Penser en grand, la tâche des catholiques en politique

Le préfet du dicastère pour la Communication s'attarde sur les passages saillants du discours prononcé hier par le Pape François à l'issue des Semaines sociales des catholiques d'Italie qui se tenaient à Trieste.

Paolo Ruffini 

 

Dans le discours prononcé hier par le Pape François à Trieste, une question s'adresse à tout le monde, et pas seulement aux hommes politiques dits professionnels.

Que représente la politique pour nous?

Et à cela s'en ajoute une autre, voire deux: qu'est-ce que la démocratie? Et quel est le rôle de chacun, et donc aussi des chrétiens, des catholiques, dans la crise des démocraties?

Il ne s'agit pas de questions scolaires. Au contraire.

En effet, elles nous demandent de sortir de cet excès d'abstraction dans lequel nous nous réfugions souvent lorsque nous réduisons la politique à un jeu de pouvoir, à une arithmétique ou à une topographie, à l'occupation de positions de commandement; ou lorsque nous transformons la démocratie en un froid manuel des règles qui régissent ce jeu que nombre d'entre nous considèrent - à tort - comme étant celui de quelqu'un d'autre.

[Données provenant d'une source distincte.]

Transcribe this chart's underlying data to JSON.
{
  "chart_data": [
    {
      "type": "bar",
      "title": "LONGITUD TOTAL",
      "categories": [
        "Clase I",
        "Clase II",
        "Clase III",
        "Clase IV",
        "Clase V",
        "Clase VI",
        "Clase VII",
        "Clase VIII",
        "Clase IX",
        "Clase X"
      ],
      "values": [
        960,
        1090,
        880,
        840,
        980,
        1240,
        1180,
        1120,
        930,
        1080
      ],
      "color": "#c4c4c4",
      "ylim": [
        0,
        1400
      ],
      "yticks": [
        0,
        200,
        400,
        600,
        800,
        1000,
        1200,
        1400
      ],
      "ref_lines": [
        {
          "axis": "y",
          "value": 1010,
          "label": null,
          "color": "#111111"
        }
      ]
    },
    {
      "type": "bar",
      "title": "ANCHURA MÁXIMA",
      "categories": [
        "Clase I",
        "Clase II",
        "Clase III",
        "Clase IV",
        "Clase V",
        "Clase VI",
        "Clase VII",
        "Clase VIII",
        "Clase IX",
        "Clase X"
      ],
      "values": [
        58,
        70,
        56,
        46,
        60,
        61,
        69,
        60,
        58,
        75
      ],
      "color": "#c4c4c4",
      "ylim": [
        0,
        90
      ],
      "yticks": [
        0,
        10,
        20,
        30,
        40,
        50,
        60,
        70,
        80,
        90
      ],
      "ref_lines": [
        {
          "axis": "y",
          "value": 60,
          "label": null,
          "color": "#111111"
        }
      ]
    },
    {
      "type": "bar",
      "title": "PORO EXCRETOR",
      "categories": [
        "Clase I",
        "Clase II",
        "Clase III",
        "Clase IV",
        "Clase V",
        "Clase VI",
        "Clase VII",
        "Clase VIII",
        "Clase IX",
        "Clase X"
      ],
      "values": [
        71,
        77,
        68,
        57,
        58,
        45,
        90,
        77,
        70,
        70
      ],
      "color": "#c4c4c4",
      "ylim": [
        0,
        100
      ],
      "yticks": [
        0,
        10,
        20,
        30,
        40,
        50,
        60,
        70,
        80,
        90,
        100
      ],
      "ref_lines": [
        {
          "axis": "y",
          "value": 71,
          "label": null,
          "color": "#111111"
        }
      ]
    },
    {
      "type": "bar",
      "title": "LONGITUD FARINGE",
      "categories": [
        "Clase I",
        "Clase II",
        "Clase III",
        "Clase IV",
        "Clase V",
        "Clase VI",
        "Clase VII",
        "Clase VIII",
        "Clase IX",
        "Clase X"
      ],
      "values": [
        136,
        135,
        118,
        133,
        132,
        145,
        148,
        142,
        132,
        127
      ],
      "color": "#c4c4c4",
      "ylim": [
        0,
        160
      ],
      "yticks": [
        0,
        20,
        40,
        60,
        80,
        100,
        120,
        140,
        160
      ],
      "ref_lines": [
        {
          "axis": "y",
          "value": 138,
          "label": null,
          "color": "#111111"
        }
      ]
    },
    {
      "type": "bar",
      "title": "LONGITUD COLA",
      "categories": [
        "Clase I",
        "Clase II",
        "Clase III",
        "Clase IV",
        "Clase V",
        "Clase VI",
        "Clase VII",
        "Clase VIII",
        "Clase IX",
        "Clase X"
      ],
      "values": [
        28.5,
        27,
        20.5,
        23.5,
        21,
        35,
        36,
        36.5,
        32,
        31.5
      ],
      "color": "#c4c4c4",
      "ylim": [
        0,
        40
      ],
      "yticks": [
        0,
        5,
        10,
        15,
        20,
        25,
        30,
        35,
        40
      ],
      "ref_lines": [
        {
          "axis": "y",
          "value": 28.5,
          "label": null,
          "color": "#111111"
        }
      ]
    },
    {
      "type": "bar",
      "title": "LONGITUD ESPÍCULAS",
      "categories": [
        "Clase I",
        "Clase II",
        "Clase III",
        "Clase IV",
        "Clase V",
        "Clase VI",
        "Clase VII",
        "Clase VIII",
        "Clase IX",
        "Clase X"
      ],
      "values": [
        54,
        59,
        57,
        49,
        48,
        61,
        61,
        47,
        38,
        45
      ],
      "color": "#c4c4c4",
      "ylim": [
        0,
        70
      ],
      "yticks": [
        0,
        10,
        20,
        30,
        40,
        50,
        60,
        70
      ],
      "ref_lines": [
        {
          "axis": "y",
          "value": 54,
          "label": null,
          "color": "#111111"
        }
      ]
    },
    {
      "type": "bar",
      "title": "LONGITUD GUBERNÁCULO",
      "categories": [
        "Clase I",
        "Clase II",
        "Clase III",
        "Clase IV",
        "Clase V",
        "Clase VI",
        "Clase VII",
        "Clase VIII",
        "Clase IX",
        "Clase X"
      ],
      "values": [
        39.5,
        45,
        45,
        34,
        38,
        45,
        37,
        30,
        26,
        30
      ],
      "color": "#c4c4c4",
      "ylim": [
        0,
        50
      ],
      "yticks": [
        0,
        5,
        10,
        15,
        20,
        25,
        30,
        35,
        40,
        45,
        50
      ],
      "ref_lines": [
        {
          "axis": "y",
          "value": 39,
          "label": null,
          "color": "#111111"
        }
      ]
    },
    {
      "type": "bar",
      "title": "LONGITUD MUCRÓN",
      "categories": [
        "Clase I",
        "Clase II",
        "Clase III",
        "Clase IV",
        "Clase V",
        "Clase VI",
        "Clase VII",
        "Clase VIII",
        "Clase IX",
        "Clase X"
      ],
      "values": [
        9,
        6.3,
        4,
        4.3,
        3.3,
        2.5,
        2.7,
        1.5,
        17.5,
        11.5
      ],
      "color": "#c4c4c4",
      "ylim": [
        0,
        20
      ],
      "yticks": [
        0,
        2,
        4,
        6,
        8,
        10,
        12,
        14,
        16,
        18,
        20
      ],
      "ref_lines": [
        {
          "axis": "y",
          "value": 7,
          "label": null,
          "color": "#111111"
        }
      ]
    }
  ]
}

La vérité est qu'en prétendant être de simples spectateurs, au lieu d'être des acteurs (protagonistes possibles d'un progrès vers le bien commun), en restant en retrait, nous finissons par agir comme Ponce Pilate et, en nous lavant les mains, nous finissons par aggraver la crise de la politique et la crise de la démocratie, et avec elles notre destin.

La réponse du Pape François est différente, elle est concrète. Et en cette heure de crise, il ne parle pas de schémas abstraits, mais nous met au défi de faire un examen de conscience, à la fois personnel et collectif. En tant qu'individus et en tant que peuple.

À quel jeu jouons-nous?

Si la politique et la démocratie ne concernent pas seulement quelques-uns (les autres: ceux qui votent, ceux qui gouvernent, ceux qui s'opposent, ceux qui militent, ceux qui descendent dans la rue), si elles concernent chacun d'entre nous, nos vies, nos choix, et pas seulement au moment du vote, et si tout est interconnecté, à quel jeu jouons-nous?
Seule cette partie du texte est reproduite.